The authors concluded that the blood test could be used to accurately rule out Down syndrome among high-risk pregnancies before invasive sampling is considered, thereby reducing the number of invasive procedures.
NORMAL BODY TEMPERATURE HELPS FIGHT FUNGUS
Human body temperature – 37 degrees Celsius – is the perfect temperature to ward off fungal infection, but not so hot that we need to eat nonstop to maintain our metabolism, according to two researchers at Yeshiva University’s Albert Einstein College of Medicine in New York.
“One of the mysteries about humans and other advanced mammals has been why they are so hot compared with other animals,” said study co-author Prof. Arturo Casadevall, a microbiologist and immunologist at Einstein. “This study helps explain why mammalian temperatures are all around 37° C.”

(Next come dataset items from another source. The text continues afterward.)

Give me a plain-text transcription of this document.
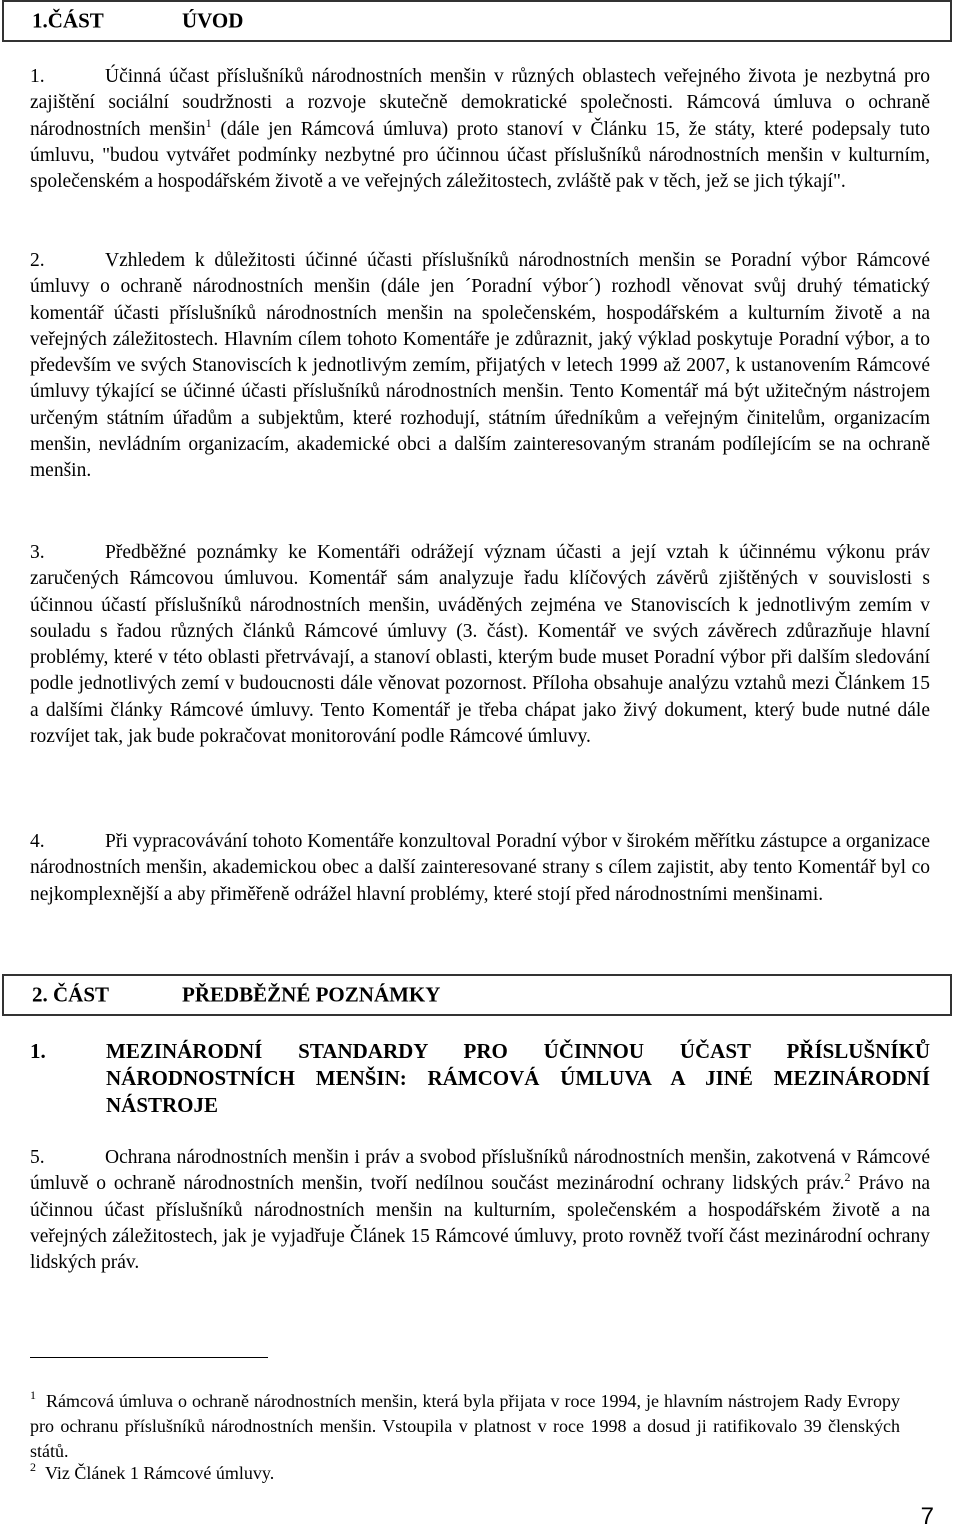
1.ČÁST	ÚVOD

1.	Účinná účast příslušníků národnostních menšin v různých oblastech veřejného života je nezbytná pro zajištění sociální soudržnosti a rozvoje skutečně demokratické společnosti. Rámcová úmluva o ochraně národnostních menšin$^1$ (dále jen Rámcová úmluva) proto stanoví v Článku 15, že státy, které podepsaly tuto úmluvu, "budou vytvářet podmínky nezbytné pro účinnou účast příslušníků národnostních menšin v kulturním, společenském a hospodářském životě a ve veřejných záležitostech, zvláště pak v těch, jež se jich týkají".

2.	Vzhledem k důležitosti účinné účasti příslušníků národnostních menšin se Poradní výbor Rámcové úmluvy o ochraně národnostních menšin (dále jen ´Poradní výbor´) rozhodl věnovat svůj druhý tématický komentář účasti příslušníků národnostních menšin na společenském, hospodářském a kulturním životě a na veřejných záležitostech. Hlavním cílem tohoto Komentáře je zdůraznit, jaký výklad poskytuje Poradní výbor, a to především ve svých Stanoviscích k jednotlivým zemím, přijatých v letech 1999 až 2007, k ustanovením Rámcové úmluvy týkající se účinné účasti příslušníků národnostních menšin. Tento Komentář má být užitečným nástrojem určeným státním úřadům a subjektům, které rozhodují, státním úředníkům a veřejným činitelům, organizacím menšin, nevládním organizacím, akademické obci a dalším zainteresovaným stranám podílejícím se na ochraně menšin.

3.	Předběžné poznámky ke Komentáři odrážejí význam účasti a její vztah k účinnému výkonu práv zaručených Rámcovou úmluvou. Komentář sám analyzuje řadu klíčových závěrů zjištěných v souvislosti s účinnou účastí příslušníků národnostních menšin, uváděných zejména ve Stanoviscích k jednotlivým zemím v souladu s řadou různých článků Rámcové úmluvy (3. část). Komentář ve svých závěrech zdůrazňuje hlavní problémy, které v této oblasti přetrvávají, a stanoví oblasti, kterým bude muset Poradní výbor při dalším sledování podle jednotlivých zemí v budoucnosti dále věnovat pozornost. Příloha obsahuje analýzu vztahů mezi Článkem 15 a dalšími články Rámcové úmluvy. Tento Komentář je třeba chápat jako živý dokument, který bude nutné dále rozvíjet tak, jak bude pokračovat monitorování podle Rámcové úmluvy.

4.	Při vypracovávání tohoto Komentáře konzultoval Poradní výbor v širokém měřítku zástupce a organizace národnostních menšin, akademickou obec a další zainteresované strany s cílem zajistit, aby tento Komentář byl co nejkomplexnější a aby přiměřeně odrážel hlavní problémy, které stojí před národnostními menšinami.

2. ČÁST	PŘEDBĚŽNÉ POZNÁMKY
1.	MEZINÁRODNÍ STANDARDY PRO ÚČINNOU ÚČAST PŘÍSLUŠNÍKŮ NÁRODNOSTNÍCH MENŠIN: RÁMCOVÁ ÚMLUVA A JINÉ MEZINÁRODNÍ NÁSTROJE

5.	Ochrana národnostních menšin i práv a svobod příslušníků národnostních menšin, zakotvená v Rámcové úmluvě o ochraně národnostních menšin, tvoří nedílnou součást mezinárodní ochrany lidských práv.$^2$ Právo na účinnou účast příslušníků národnostních menšin na kulturním, společenském a hospodářském životě a na veřejných záležitostech, jak je vyjadřuje Článek 15 Rámcové úmluvy, proto rovněž tvoří část mezinárodní ochrany lidských práv.

$^1$ Rámcová úmluva o ochraně národnostních menšin, která byla přijata v roce 1994, je hlavním nástrojem Rady Evropy pro ochranu příslušníků národnostních menšin. Vstoupila v platnost v roce 1998 a dosud ji ratifikovalo 39 členských států.

$^2$ Viz Článek 1 Rámcové úmluvy.

7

The research builds upon his earlier work showing that the number of fungal species that can thrive and therefore infect an animal declines by 6% for every one degree Celsius rise in temperature. This means that tens of thousands of fungal species infect reptiles, amphibians and other cold-blooded animals, but only a few hundred harm mammals. Such protection against fungal infection, Casadevall has speculated, could have been crucial for the triumph of mammals following the age of dinosaurs.
Casadevall and his Einstein coauthor, Prof. Aviv Bergman, devised a mathematical model that analyzed the benefits gained by body temperatures that protect against fungi versus the costs (in terms of extra food consumption) required to maintain body temperatures between 30° and 40° C. The optimal temperature for maximizing benefits while minimizing costs was found to be 36.7° C, which is very close to normal body temperature.
“This study is a good example of how mammalian evolution has been driven by both external biological factors and internal physiological constraints,” Bergman concluded.